Во многом искусство Васильева, лежащее за пределами детской книги, так и осталось мало изученным, и после эмиграции он фактически оставался неизвестным на родине, а его самостоятельные работы возможно было увидеть лишь в репродукциях. Уехав, и Васильев, и Булатов оставили книжную графику и сосредоточили все свое внимание на живописи. За рубежом оба художника добились большего признания. Работы Олега Васильева попали в крупнейшие галереи, их выставляли и успешно продавали на аукционах.
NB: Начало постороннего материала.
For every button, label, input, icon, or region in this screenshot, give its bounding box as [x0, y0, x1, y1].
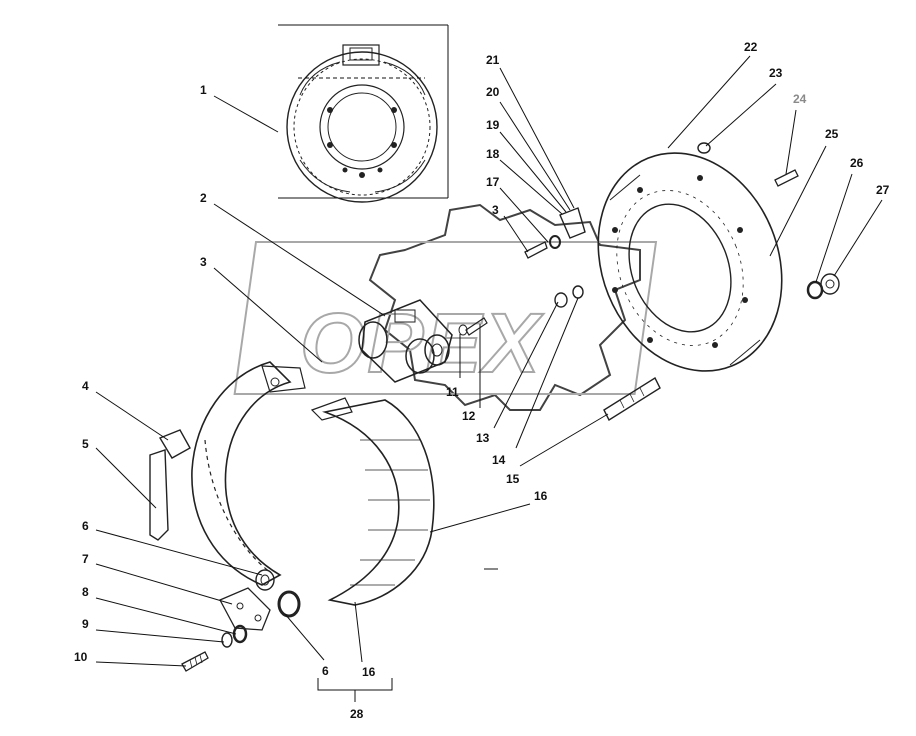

В России же мало кому известно, что за яркими декоративными иллюстрациями к многократно переизданным детским книгам таится иной, противоположный по духу и настроению мир вдумчивого и сосредоточенного художника. Приглушенные, тщательно выписанные работы Олега Васильева кажутся невозможными, нереалистичными, ускользающими от самого внимательного зрителя. Будто заливающее полотно мерцающее свечение растворяет изображение и утягивает за собой в гулкую ослепительную пустоту. В этом балансе света и пространства, в поэтическом и немного наивном языке его живописи проявляется истинное искусство Олега Васильева, которое находится за пределами его известных амплуа – книжного графика и художника-концептуалиста. Ведь графиком он стал по необходимости, а концептуалистом никогда не был – по его собственному признанию. Все же свое свободное время он отдавал поиску. Поиску этого уходящего за пределы холста света. И поиску собственного пути, своей дороги – непременного атрибута большинства его картин. «Куда бы обстоятельства ни привели человека на этом пути, в конце он обязательно должен повернуться лицом к «дому», к своему началу, — писал он, — без этого не избежать ощущения потери».